Watch 10 video solutions for Find N Unique Integers Sum up to Zero, a easy level problem involving Array, Math. This walkthrough by codestorywithMIK has 4,694 views views. Want to try solving it yourself? Practice on FleetCode or read the detailed text solution.
Given an integer n, return any array containing n unique integers such that they add up to 0.
Example 1:
Input: n = 5 Output: [-7,-1,1,3,4] Explanation: These arrays also are accepted [-5,-1,1,2,3] , [-3,-1,2,-2,4].
Example 2:
Input: n = 3 Output: [-1,0,1]
Example 3:
Input: n = 1 Output: [0]
Constraints:
1 <= n <= 1000Problem Overview: You need to construct an array of n unique integers such that their total sum equals zero. The values can be any integers as long as they are distinct and the final sum is exactly 0. Because the order does not matter and many valid answers exist, the goal is simply to generate one correct combination efficiently.
Approach 1: Use Symmetric Pairing (O(n) time, O(n) space)
The simplest observation is that every positive number x cancels out with -x.
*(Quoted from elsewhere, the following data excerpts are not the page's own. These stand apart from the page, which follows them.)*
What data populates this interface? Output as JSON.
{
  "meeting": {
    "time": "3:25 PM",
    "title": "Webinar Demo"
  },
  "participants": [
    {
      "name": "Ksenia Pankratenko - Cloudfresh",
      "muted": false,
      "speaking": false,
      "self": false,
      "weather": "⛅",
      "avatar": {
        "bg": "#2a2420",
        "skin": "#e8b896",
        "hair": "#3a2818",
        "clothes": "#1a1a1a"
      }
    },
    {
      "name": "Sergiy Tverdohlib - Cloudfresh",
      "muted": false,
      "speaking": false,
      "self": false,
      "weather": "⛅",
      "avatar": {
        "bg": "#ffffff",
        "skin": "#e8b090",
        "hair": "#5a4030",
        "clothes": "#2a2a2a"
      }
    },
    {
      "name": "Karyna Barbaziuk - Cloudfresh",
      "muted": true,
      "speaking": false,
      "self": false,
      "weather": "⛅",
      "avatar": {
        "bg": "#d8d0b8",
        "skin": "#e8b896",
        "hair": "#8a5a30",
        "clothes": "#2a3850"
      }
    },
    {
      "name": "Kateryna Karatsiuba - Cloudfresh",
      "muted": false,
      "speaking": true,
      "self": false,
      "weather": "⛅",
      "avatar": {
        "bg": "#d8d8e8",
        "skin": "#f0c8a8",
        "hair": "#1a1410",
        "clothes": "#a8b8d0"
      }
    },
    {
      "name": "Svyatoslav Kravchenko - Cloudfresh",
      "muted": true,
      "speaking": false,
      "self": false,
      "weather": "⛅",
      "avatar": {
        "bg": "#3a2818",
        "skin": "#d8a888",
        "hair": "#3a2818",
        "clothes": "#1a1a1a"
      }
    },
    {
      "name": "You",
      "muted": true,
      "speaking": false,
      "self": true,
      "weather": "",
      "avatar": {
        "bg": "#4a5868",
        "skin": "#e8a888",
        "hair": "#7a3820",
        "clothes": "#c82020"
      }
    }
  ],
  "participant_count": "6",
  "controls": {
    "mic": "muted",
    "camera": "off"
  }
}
Using this symmetry, you can construct pairs like (1, -1), (2, -2), and continue until you fill the array. Iterate from 1 to n/2 and append both i and -i to the result array. If n is odd, add a single 0 at the end since zero does not affect the sum and remains unique. The algorithm only requires a single pass to build the result, giving O(n) time complexity and O(n) space for the output array. This method works well because it directly exploits arithmetic symmetry instead of searching for combinations. Problems involving array construction often benefit from such mathematical observations. If you are practicing array manipulation patterns, see more examples under Array problems.
Approach 2: Consecutive Integers Strategy (O(n) time, O(n) space)
Another clean construction uses consecutive integers centered around zero. Generate numbers from -(n/2) up to n/2 while skipping zero when necessary to maintain uniqueness and the correct count. A common implementation builds values from 1 to n-1 and keeps a running sum, then adds the final value as -sum. Because the earlier values are distinct, the last number guarantees the total becomes zero. The loop runs once, so the time complexity is O(n) and the extra space used is O(n). This approach highlights a useful trick in Math-based problems: control the running sum and adjust the final element to satisfy the constraint.
Recommended for interviews: The symmetric pairing method is what most interviewers expect. It shows you immediately recognized the mathematical structure of the problem and produced a clean O(n) construction without unnecessary bookkeeping. The consecutive integer strategy is also valid and demonstrates comfort with array generation and running-sum reasoning. If you mention both approaches during discussion, it signals strong problem-solving depth even for an easy-level question.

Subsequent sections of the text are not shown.